NHS finances - back under intense scrutiny
- Published
After prolonged debate during the referendum, Whitehall has been busy since polling day trying to work out the implications of Brexit - including how the NHS could be affected.
A period of uncertainty over political leadership after the announcement that David Cameron would quit has not made the mandarins' lives any easier. One familiar and important issue has bubbled up to the surface again - NHS finances.
The fraught task of finalising the Department of Health's accounts for the last financial year is close to completion. Sources indicate it's touch and go as to whether the department kept to its spending limit agreed by parliament for the health service in England.
An overspend would be a serious breach of Whitehall protocol and lead to senior officials being hauled over the coals by the National Audit Office.
Ministers and the leadership of the NHS in England are determined to demonstrate they have got a grip on the finances. To that end, a major initiative is planned involving commitments by all trusts in England to stick to agreed spending limits.
The regulator, NHS Improvement, under pressure from the government, is straining every sinew to bring down the £2.4bn total deficit racked up by trusts in the last financial year. Putting finance directors' feet to the fire and extracting pledges to stay on budget has been the priority in recent weeks.
The NHS financial announcement is likely next week and could well come on the same day as the publication of the Department of Health accounts. The government line will be that running up unplanned deficits and risking breaches of limits set by parliament will be no longer acceptable.
Control is key
At a conference organised by the Reform think tank, the Health Secretary Jeremy Hunt talked of the need to "restore financial discipline".

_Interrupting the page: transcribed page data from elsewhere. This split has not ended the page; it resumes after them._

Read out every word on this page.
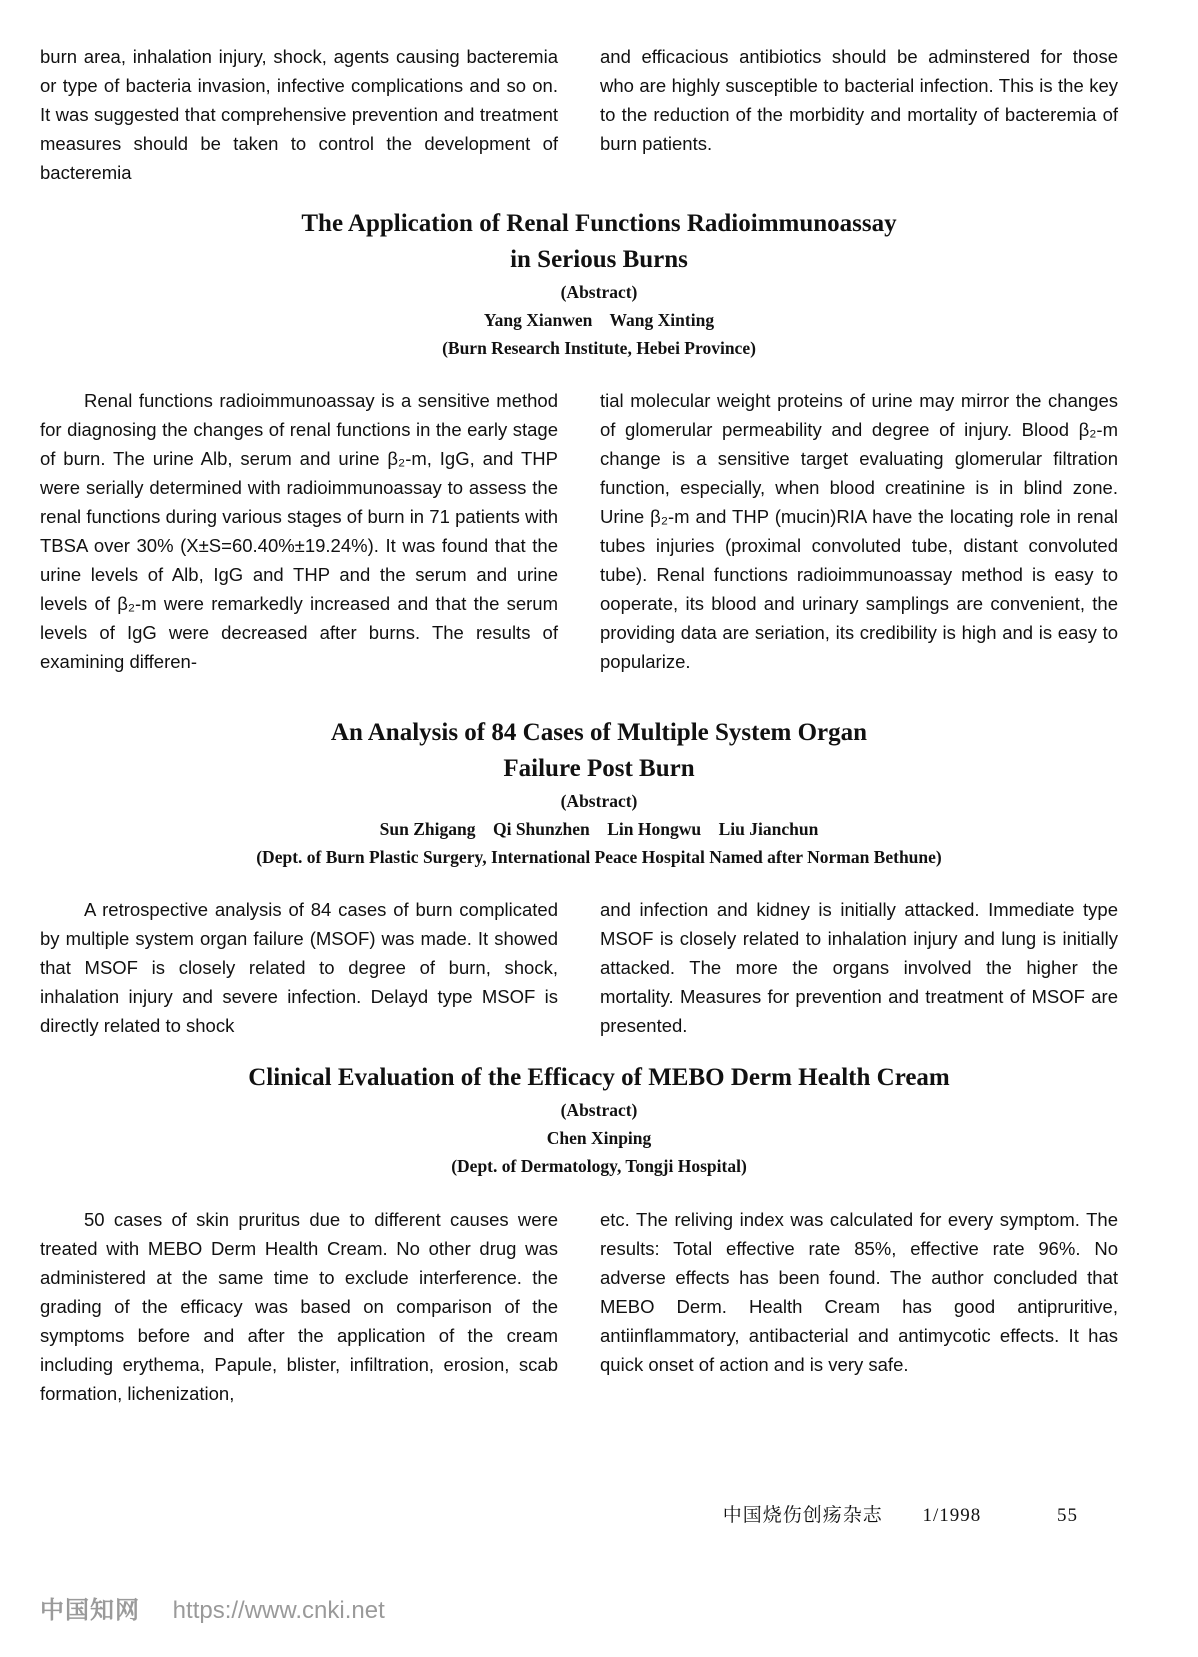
burn area, inhalation injury, shock, agents causing bacteremia or type of bacteria invasion, infective complications and so on. It was suggested that comprehensive prevention and treatment measures should be taken to control the development of bacteremia

and efficacious antibiotics should be adminstered for those who are highly susceptible to bacterial infection. This is the key to the reduction of the morbidity and mortality of bacteremia of burn patients.

The Application of Renal Functions Radioimmunoassay

in Serious Burns

(Abstract)

Yang Xianwen    Wang Xinting

(Burn Research Institute, Hebei Province)

Renal functions radioimmunoassay is a sensitive method for diagnosing the changes of renal functions in the early stage of burn. The urine Alb, serum and urine β₂-m, IgG, and THP were serially determined with radioimmunoassay to assess the renal functions during various stages of burn in 71 patients with TBSA over 30% (X±S=60.40%±19.24%). It was found that the urine levels of Alb, IgG and THP and the serum and urine levels of β₂-m were remarkedly increased and that the serum levels of IgG were decreased after burns. The results of examining differen-

tial molecular weight proteins of urine may mirror the changes of glomerular permeability and degree of injury. Blood β₂-m change is a sensitive target evaluating glomerular filtration function, especially, when blood creatinine is in blind zone. Urine β₂-m and THP (mucin)RIA have the locating role in renal tubes injuries (proximal convoluted tube, distant convoluted tube). Renal functions radioimmunoassay method is easy to ooperate, its blood and urinary samplings are convenient, the providing data are seriation, its credibility is high and is easy to popularize.

An Analysis of 84 Cases of Multiple System Organ

Failure Post Burn

(Abstract)

Sun Zhigang    Qi Shunzhen    Lin Hongwu    Liu Jianchun

(Dept. of Burn Plastic Surgery, International Peace Hospital Named after Norman Bethune)

A retrospective analysis of 84 cases of burn complicated by multiple system organ failure (MSOF) was made. It showed that MSOF is closely related to degree of burn, shock, inhalation injury and severe infection. Delayd type MSOF is directly related to shock

and infection and kidney is initially attacked. Immediate type MSOF is closely related to inhalation injury and lung is initially attacked. The more the organs involved the higher the mortality. Measures for prevention and treatment of MSOF are presented.

Clinical Evaluation of the Efficacy of MEBO Derm Health Cream

(Abstract)

Chen Xinping

(Dept. of Dermatology, Tongji Hospital)

50 cases of skin pruritus due to different causes were treated with MEBO Derm Health Cream. No other drug was administered at the same time to exclude interference. the grading of the efficacy was based on comparison of the symptoms before and after the application of the cream including erythema, Papule, blister, infiltration, erosion, scab formation, lichenization,

etc. The reliving index was calculated for every symptom. The results: Total effective rate 85%, effective rate 96%. No adverse effects has been found. The author concluded that MEBO Derm. Health Cream has good antipruritive, antiinflammatory, antibacterial and antimycotic effects. It has quick onset of action and is very safe.

中国烧伤创疡杂志 1/1998	55
中国知网 https://www.cnki.net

He said that trusts should not assume there was a choice between maintaining patient care standards and controlling their finances and that the two were not incompatible. Mr Hunt argued that the hospital trusts with the best ratings by the Care Quality Commission tended to be those with the lowest deficits.
But announcing commitments to prudent spending is one thing, delivering them is another. Once winter and the second half of the financial year arrives, the pressures will mount.
It's hard to see what sanctions can be applied to trust managements who feel they have to go over their agreed budgets to meet relentlessly increasing demand for patient care.
At some hospital trusts, the inevitable consequence of sticking to agreed spending totals will be longer waiting lists.
Looking longer term, the referendum has raised more questions about the sustainability of NHS finances.
The head of NHS England, Simon Stevens, has called for politicians from either side of the referendum campaign to ensure that pledges for a better funded NHS made during the campaign are delivered. But it will be harder to hold out the begging bowl to the Treasury.
The Health Foundation think tank has pointed out that the public finances will be under even greater pressure with economists revising down short-term economic growth forecasts in the wake of the Brexit vote.
Anita Charlesworth of the Foundation made the point that when the economy sneezes the NHS catches cold and that the service's finances were already "in a truly dire state".
Ministers argue that the government has already made a significant commitment to funding above the rate of inflation for the NHS at a time when other parts of Whitehall are being severely squeezed.
They say that making better use of resources, through greater efficiency, is well within the capability of most trusts. But as the NHS celebrates its 68th birthday, the question marks over financial sustainability are perhaps as big as they ever have been.
How things will look when the service celebrates its landmark 70th anniversary is anyone's guess.